映画「紀ノ川」でも、上流の九度山で育った「花」が下流の六十谷(現和歌山市内)の素封家・敬策に嫁ぐとき、川船でゆったりと下っていく様は、とても風情豊かでした。その紀ノ川は当時、豊富な水量で、氾濫時は周辺を大きく水没させる暴れ川でもあったのです。

 

そういった川は、人間にとっては利用することと収めることが二律背反的に求められていたと思います。他方で、川で遊ぶというか、泳ぐといったこと、船遊びをするといったことは、後者は古くから高貴な身分が独占し、前者は武士の時代に一部の秘術としてしか使われていなかったのではないでしょうか。

 

そして明治以降、スポーツとしての水泳や行楽や自然観察としての川遊びが入ってきた後、戦後ある時期までは、庶民にとって川は身近な存在だったように思います。

 

しかし、一方で洪水調節や水源開発のため、ダム・堰等により大河川はいつしか水無し川になり、水の都といわれた各都市の美を形成していた、堀・運河、小河川はいつしか汚水垂れ流しで臭いものとなり、また身近な河川では落ちれば危険とか、有効利用ということで、どんどん蓋をしてしまいました。

 

ヴェネチアは水の都と言われ、多くの観光客が集うのは、至る所水が流れ、ゴンドラが行き交っているからではないでしょうか。潤いや和みを感じさせる都市やまちは、小河川が至る所にあるからではないかと思ったりしています。それは人の体自体が水で構成され、水なしでは生きて行かれない存在である事とも関係するように思うのです。

 

私たちは、再び水を育む川という存在を見つめ直してもよい時期にきていると思うのです。渡し船は、わずかな一瞬を昔の川とのつきあいを思い出させてくれるかもしれません。しかし、川は生き物です。川が健康であると、その水質も、そこに生きる微生物や魚介類も生き生きとしています。山から豊富なミネラルを含んだ水も、岩が砕けて小石や砂になったものも、みな元気になるでしょう。水鳥や昆虫もいかに生き生きとするか想像できるでしょう。

 

最近ようやく北米流に、環境用水とか景観用水といった観念が、法制度上、導入され、事業の中でも生かされつつあるように思います。水無し川から、わずかな流量が確保されるようになったところもあります。しかし、川のあり方をだれがどのように決めているのでしょうか。すべて法律で一定の基準があり、基本的には水利権という制度を基本にして決まっていますが、決まり方が不透明ではないでしょうか。

 

川は本来、さまざまなステークホルダーがいるわけですが、法制度上は、多くは無視されてきました。たとえば北米での水資源の利害をめぐる議論は、一般的な水利権者だけにとどまらず、レクリエーションとして利用する団体(たとえばカヌー協会)や原生自然保護を求める団体など、それこそさまざまなステークホルダーが登場して、川のあり方を決めているように思えます。

 

とつらつら昔考えていたようなことを思い出してしまいました。

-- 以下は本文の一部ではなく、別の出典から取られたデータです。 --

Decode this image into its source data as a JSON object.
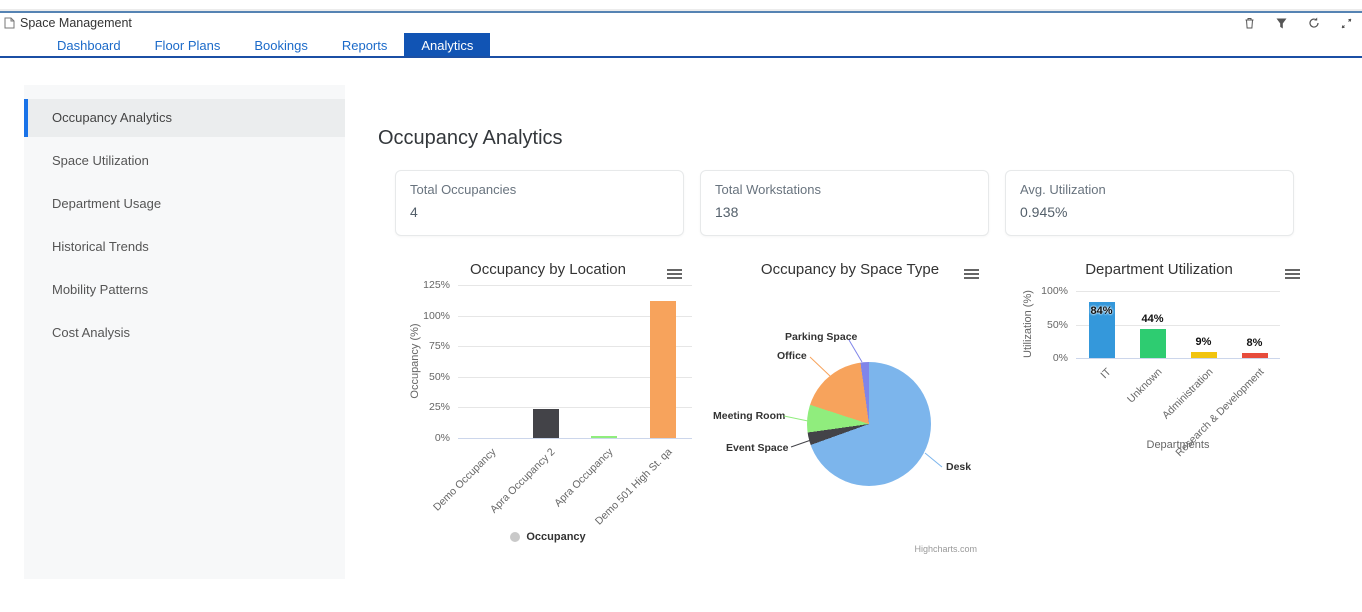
{
  "window": {
    "title": "Space Management",
    "action_icons": [
      "trash-icon",
      "filter-icon",
      "refresh-icon",
      "expand-icon"
    ]
  },
  "tabs": [
    "Dashboard",
    "Floor Plans",
    "Bookings",
    "Reports",
    "Analytics"
  ],
  "active_tab": "Analytics",
  "sidebar": {
    "items": [
      "Occupancy Analytics",
      "Space Utilization",
      "Department Usage",
      "Historical Trends",
      "Mobility Patterns",
      "Cost Analysis"
    ],
    "active": "Occupancy Analytics"
  },
  "page": {
    "title": "Occupancy Analytics"
  },
  "cards": [
    {
      "label": "Total Occupancies",
      "value": "4"
    },
    {
      "label": "Total Workstations",
      "value": "138"
    },
    {
      "label": "Avg. Utilization",
      "value": "0.945%"
    }
  ],
  "colors": {
    "active_tab_bg": "#1154b4",
    "tab_text": "#1b6ac9",
    "tab_underline": "#1b4fa4",
    "sidebar_active_accent": "#1a73e8"
  },
  "chart_data": [
    {
      "type": "bar",
      "title": "Occupancy by Location",
      "ylabel": "Occupancy (%)",
      "xlabel": "",
      "categories": [
        "Demo Occupancy",
        "Apra Occupancy 2",
        "Apra Occupancy",
        "Demo 501 High St. qa"
      ],
      "values": [
        0,
        24,
        2,
        112
      ],
      "colors": [
        "#7cb5ec",
        "#434348",
        "#90ed7d",
        "#f7a35c"
      ],
      "ylim": [
        0,
        125
      ],
      "yticks": [
        0,
        25,
        50,
        75,
        100,
        125
      ],
      "grid": true,
      "legend": [
        {
          "label": "Occupancy",
          "color": "#c9c9c9"
        }
      ],
      "legend_position": "bottom"
    },
    {
      "type": "pie",
      "title": "Occupancy by Space Type",
      "slices": [
        {
          "label": "Desk",
          "value": 69.5,
          "color": "#7cb5ec"
        },
        {
          "label": "Event Space",
          "value": 3.3,
          "color": "#434348"
        },
        {
          "label": "Meeting Room",
          "value": 7.2,
          "color": "#90ed7d"
        },
        {
          "label": "Office",
          "value": 17.8,
          "color": "#f7a35c"
        },
        {
          "label": "Parking Space",
          "value": 2.2,
          "color": "#8085e9"
        }
      ],
      "credit": "Highcharts.com"
    },
    {
      "type": "bar",
      "title": "Department Utilization",
      "ylabel": "Utilization (%)",
      "xlabel": "Departments",
      "categories": [
        "IT",
        "Unknown",
        "Administration",
        "Research & Development"
      ],
      "values": [
        84,
        44,
        9,
        8
      ],
      "data_labels": [
        "84%",
        "44%",
        "9%",
        "8%"
      ],
      "colors": [
        "#3498db",
        "#2ecc71",
        "#f1c40f",
        "#e74c3c"
      ],
      "ylim": [
        0,
        100
      ],
      "yticks": [
        0,
        50,
        100
      ],
      "grid": true
    }
  ]
}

いずれ、さまざまな水利権と水利権のない多様なステークホルダーが参加して議論しなくては済まないことになりそうな気がします。部分的には河川法改正後、一部に生まれた協議会といった方式の検証をしながら、さまざまな河川分野において新たな協議方式なり決定方法を生み出す必要を感じています。

 

と同時に、カヤックで川下りをしていると、これは海の沿岸でも起こりますが、他の船、とくにレジャーボートや釣り竿など他のレジャーといろいろな意味で衝突というか、トラブルが発生するおそれもあります。カヌーイストの草分け的存在の野田知佑さんがかつて多摩川を下ったときに見事に表現していますが、これはお互い嫌な思いになりますね。

 

語りだときりがなく、とりとめもなく続きそうで、今日のところはこの程度にしておきます。